そんなに時間をとったつもりはないのだが、移動が多かったせいか、意外と読んだ。
ちなみに、私は旅そのものよりも、旅の途中の移動の時間の方が好きだ。
移動中は格好の読書の時間なので、この時間帯は同行者がいても、一心不乱に読む。
ほぼ無言になる。諍いが起きても無言になるのだが。


・『やつらを高く吊せ』(馳星周)
評価:☆☆☆☆

馳ファンとしては、これは馳の中ではラノベ(ライトノベル)ではないかと思うほど、サクっと読める。
ただし、人によっては吐き気を催すほどドギツイ表現や隠語のオンパレードで、
おいそれと手を出すのはやめておいた方がいいと、思わず忠告したくなるほど、
ハードコアポルノな描写が満載。

かいつまんで話せば、セックス中毒の淫乱女子高生に振り回され、
血も涙もない金貸しにいいように使われるスキャンダルハンターが、
魑魅魍魎が跋扈する政界と財界の大物たちの裏情報を探るうちに窮地に陥って―――。

モラルも正義も自由もない、欲望で脳を侵された自堕落で自業自得な男の物語なのだが、
どことなくからっとしたポップ感(もちろん、馳にしてはの意味で)が漂っているので、
読後感の後味は悪くない(くどいようだが、馳にしてはの意味で)。


・『清掃魔』(ポール・クリーヴ)
評価:☆☆☆

連続快楽殺人者が主人公という、あまりお目にかからないストーリー。
知的障害者のふりをして快楽殺人を続けるという、共感の欠片も抱けない男が、
自分のコピーキャットを追跡するという話なのだが、これまた何の感慨ももたらさない。

ただ、作中、一か所だけ、男として痛切に「痛み」を共有せざるを得ないシーンがある。
が、それだけ。「2007年ドイツ・アマゾンで最も売れたスリラー」の惹句が泣く。


・『庵堂三兄弟の聖職』(真藤順丈)
評価:☆☆☆☆

遺体を加工して製品を作り出す「遺工」を家業とする、とある三兄弟の話なのだが、
途中までは「第15回日本ホラー小説大賞大賞受賞作」であることを全く忘れる内容。

が、後半のスプラッター色濃い展開に、ページを捲る手を思わず止める。
人間が触れるのを躊躇われる「禁忌」な分野を扱う話なので、
身近な人の死に思いを巡らせてしまい、最後までおぞましさに似た嫌な感情がどうしても抜けない。
個人的嗜好としては、ゾンビ映画の方が断然とっつきやすい。

ただ、中盤以降、徐々に怒涛の展開が押し寄せ、なかなか読ませる。
「日本ホラー小説大賞大賞受賞作」という看板に偽りはない。


・『地獄のハイウェイ』(ロジャー・ゼラズニイ)
評価:☆☆☆

核戦争後の荒廃したアメリカをカリフォルニアからボストンまでペスト血清を届ける羽目になった、
荒くれ者で元極悪人ライダーの大陸横断SF記。

1967年度のヒューゴー賞受賞作だが、訳がどうにもこうにも古臭くて馴染めず。新訳を望む。


・『スクープ』(落合信彦)
・『男たちの伝説』(落合信彦)
評価:☆☆☆☆(ともに)

かなり久しぶりの落合信彦。
全巻コンプリートを目指した時期もあったが、近年は自己啓発本が多くてご無沙汰していた。

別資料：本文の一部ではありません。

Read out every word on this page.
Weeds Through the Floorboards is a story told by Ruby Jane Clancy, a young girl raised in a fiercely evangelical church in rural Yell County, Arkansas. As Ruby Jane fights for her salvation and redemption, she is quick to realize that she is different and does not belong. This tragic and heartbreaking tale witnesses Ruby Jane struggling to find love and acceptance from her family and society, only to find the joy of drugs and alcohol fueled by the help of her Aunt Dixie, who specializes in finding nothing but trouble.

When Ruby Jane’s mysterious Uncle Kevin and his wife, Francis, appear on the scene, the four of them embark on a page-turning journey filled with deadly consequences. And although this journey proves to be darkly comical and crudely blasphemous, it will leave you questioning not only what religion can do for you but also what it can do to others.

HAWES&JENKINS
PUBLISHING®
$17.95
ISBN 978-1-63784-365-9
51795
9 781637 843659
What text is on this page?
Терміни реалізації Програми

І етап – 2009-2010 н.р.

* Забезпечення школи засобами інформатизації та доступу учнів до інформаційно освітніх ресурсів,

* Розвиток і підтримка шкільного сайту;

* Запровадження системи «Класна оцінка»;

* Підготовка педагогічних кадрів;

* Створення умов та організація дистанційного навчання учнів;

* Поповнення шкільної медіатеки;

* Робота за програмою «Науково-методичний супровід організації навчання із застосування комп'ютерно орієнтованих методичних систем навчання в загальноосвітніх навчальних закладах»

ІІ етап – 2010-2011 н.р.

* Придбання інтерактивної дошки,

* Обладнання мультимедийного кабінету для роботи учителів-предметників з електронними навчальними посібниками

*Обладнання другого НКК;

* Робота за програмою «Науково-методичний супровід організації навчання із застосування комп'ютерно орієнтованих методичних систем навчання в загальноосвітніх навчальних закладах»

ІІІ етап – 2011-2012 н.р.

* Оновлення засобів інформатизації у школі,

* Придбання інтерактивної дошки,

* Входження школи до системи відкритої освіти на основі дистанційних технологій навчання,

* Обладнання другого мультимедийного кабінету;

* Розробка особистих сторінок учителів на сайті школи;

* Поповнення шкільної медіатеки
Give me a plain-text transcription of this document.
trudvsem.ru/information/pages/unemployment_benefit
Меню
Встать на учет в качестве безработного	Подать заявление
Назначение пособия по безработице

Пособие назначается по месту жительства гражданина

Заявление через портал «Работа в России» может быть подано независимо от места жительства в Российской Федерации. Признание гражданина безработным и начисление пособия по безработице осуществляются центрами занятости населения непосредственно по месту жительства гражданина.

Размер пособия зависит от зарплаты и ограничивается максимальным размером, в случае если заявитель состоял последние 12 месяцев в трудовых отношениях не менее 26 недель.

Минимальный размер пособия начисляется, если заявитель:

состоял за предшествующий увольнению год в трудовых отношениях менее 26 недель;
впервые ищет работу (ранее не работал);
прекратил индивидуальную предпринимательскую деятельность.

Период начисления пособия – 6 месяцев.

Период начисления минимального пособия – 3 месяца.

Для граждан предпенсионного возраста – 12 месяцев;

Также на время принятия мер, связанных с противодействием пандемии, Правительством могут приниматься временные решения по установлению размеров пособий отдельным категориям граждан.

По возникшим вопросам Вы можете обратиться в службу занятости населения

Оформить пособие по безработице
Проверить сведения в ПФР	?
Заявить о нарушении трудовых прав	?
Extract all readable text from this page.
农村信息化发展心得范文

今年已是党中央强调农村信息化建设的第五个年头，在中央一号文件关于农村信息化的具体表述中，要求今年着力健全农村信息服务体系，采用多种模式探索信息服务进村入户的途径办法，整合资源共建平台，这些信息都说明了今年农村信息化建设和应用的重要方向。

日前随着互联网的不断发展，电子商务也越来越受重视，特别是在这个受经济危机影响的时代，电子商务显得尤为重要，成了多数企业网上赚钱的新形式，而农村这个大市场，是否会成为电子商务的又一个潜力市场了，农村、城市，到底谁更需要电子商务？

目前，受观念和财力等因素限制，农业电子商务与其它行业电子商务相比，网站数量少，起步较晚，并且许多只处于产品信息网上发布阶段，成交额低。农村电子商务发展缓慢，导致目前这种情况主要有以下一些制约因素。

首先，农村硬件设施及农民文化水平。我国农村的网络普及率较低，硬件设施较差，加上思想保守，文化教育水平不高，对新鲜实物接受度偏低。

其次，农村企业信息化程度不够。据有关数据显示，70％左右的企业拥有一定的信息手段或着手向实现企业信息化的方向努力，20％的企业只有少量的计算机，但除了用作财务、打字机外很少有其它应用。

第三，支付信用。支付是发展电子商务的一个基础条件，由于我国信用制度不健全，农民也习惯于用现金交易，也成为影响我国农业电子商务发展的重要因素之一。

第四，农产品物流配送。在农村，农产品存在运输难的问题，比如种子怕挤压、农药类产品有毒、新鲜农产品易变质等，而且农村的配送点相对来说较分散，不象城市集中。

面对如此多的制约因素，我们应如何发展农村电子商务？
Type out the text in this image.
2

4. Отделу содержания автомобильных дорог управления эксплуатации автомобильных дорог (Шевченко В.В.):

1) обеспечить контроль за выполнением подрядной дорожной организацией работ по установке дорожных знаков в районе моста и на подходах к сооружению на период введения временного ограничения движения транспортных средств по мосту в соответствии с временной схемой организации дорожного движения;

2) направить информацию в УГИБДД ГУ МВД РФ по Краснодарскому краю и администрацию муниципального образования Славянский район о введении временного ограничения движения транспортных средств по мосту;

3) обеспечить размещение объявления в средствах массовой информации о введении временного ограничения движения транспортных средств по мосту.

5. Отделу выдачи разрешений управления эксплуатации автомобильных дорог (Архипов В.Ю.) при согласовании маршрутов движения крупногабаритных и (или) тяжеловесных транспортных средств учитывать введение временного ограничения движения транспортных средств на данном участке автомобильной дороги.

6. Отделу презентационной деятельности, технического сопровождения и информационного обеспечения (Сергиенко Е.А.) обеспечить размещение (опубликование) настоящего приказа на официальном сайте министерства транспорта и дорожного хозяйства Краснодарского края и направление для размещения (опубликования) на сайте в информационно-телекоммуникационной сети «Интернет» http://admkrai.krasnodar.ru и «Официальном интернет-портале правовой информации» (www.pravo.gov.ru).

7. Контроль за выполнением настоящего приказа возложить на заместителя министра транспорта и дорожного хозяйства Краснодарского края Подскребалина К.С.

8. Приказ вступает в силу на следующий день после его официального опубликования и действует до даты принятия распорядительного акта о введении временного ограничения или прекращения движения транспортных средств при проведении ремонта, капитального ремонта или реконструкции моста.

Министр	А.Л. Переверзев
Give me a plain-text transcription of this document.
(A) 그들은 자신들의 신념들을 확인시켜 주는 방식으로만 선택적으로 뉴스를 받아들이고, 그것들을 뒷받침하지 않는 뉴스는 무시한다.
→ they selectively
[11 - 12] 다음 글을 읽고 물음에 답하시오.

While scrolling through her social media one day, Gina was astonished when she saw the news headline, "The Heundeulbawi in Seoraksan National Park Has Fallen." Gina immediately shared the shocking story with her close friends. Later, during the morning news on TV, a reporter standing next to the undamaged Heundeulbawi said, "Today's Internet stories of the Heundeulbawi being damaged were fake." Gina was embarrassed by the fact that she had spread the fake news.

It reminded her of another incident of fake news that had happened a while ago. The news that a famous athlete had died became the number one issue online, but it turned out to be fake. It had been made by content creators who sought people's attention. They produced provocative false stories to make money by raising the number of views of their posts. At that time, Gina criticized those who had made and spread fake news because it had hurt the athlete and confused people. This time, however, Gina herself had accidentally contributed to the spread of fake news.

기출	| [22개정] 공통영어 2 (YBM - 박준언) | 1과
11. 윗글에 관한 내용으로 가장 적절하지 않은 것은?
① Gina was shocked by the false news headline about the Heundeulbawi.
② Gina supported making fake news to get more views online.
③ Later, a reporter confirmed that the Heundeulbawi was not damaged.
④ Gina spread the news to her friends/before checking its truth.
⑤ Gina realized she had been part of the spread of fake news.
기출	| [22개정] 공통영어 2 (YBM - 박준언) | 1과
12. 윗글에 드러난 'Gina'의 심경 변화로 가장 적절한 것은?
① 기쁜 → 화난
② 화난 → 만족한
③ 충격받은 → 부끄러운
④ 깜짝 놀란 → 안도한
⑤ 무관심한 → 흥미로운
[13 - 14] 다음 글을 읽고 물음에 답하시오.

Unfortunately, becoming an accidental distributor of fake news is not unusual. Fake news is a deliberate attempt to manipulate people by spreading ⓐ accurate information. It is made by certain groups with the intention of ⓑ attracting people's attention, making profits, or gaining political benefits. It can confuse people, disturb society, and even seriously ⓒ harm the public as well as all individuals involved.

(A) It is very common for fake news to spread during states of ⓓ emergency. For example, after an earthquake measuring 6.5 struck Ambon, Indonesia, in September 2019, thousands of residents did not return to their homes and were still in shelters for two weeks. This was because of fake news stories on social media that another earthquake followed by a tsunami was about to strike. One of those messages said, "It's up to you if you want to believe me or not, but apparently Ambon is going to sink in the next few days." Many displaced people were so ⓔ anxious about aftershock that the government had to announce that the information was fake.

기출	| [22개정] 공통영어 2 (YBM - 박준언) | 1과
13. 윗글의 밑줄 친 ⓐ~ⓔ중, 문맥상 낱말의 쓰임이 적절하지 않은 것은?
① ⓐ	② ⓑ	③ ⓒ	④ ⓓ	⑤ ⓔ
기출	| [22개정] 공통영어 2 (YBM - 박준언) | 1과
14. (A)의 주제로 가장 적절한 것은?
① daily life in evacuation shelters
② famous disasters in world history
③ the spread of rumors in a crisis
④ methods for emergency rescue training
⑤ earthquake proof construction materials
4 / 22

相変わらずのスケールの大きさ。骨太な登場人物たち。国際ジャーナリストならではの豊富な情報量。
そして、情報を基に20年前に作中のような国家的な謀略を描くという先見の明。
どれをとっても心から感心する。

今の国際政治をどうとらえているのか、どういう変遷をたどると考えているのか、
一流の国際ジャーナリストとしてのお考えを拝聴してみたい。


<ただいま読書中>
・『THE ROAD』(Cormac McCarthy)
・『ベストアンドブライテスト(上) 栄光と興奮に憑かれて』(デイヴィッド・ハルバースタム)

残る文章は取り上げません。